Methods: Retrospective analysis of 13,593 patients that were referred to angiography for the assessment or treatment of coronary artery disease between 2000-2015 in a single center. Risk stratification for 10-year MACE (myocardial infarction, ischemic stroke or all-cause death) was performed using the TRS2P score, divided into 6 categories (0 to =5 points), and in relation to the presenting coronary syndrome.

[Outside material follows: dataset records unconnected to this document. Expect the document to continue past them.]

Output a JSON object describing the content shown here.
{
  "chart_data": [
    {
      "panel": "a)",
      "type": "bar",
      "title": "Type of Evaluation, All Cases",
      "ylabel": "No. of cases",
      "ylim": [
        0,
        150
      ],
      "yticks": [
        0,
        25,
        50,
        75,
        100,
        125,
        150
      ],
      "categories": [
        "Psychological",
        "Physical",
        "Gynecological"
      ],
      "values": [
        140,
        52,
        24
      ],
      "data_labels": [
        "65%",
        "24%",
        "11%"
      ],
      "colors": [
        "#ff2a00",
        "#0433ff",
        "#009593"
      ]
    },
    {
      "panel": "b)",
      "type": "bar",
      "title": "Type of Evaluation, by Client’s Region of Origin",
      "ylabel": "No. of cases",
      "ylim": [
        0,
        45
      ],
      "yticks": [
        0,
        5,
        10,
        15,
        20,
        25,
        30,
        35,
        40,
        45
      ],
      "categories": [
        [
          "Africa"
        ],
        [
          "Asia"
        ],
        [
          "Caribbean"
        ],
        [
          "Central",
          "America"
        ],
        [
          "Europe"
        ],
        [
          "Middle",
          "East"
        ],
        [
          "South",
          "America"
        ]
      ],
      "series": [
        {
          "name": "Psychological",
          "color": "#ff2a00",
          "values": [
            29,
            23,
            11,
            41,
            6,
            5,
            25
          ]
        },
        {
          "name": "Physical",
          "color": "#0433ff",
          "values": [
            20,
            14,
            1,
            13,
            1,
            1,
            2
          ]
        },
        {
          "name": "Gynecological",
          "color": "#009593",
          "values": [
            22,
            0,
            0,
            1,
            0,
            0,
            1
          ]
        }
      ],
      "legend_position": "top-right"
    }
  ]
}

Results: All clinical variables, except of prior CABG, were independent risk predictors. The annualized incidence rate of MACE increased in a graded manner with increasing TRS2P score, ranging from 1.65 to 16.6 per 100 person-years (ptrend<0.001). The pattern was similar for 10-year cumulative incidence of MACE. Compared to the lowest-risk group (risk indicators=0), the hazard-ratios (95% confidence interval) for MACE were 1.60 (1.36-1.89), 2.58 (2.21-3.02), 4.31 (3.69-5.05), 6.43 (5.47-7.56) and 10.03 (8.52-11.81), in those with 1,2,3,4 and =5 risk indicators, respectively. Risk gradation was consistent across the individual clinical endpoints. TRS2P score showed reasonable discrimination with c-statistics of 0.704 for MACE and 0.735 for mortality. The graded relationship between the risk score and event rates was observed in both patients presenting with acute and non-acute coronary syndromes.

Conclusions: The use of TRS2P, a simple risk score based on routinely collected variables, enables risk stratification in patients undergoing coronary angiography. Its predictive value was demonstrated in real-world setting with long-term follow-up, and irrespective of the acuity of coronary presentation.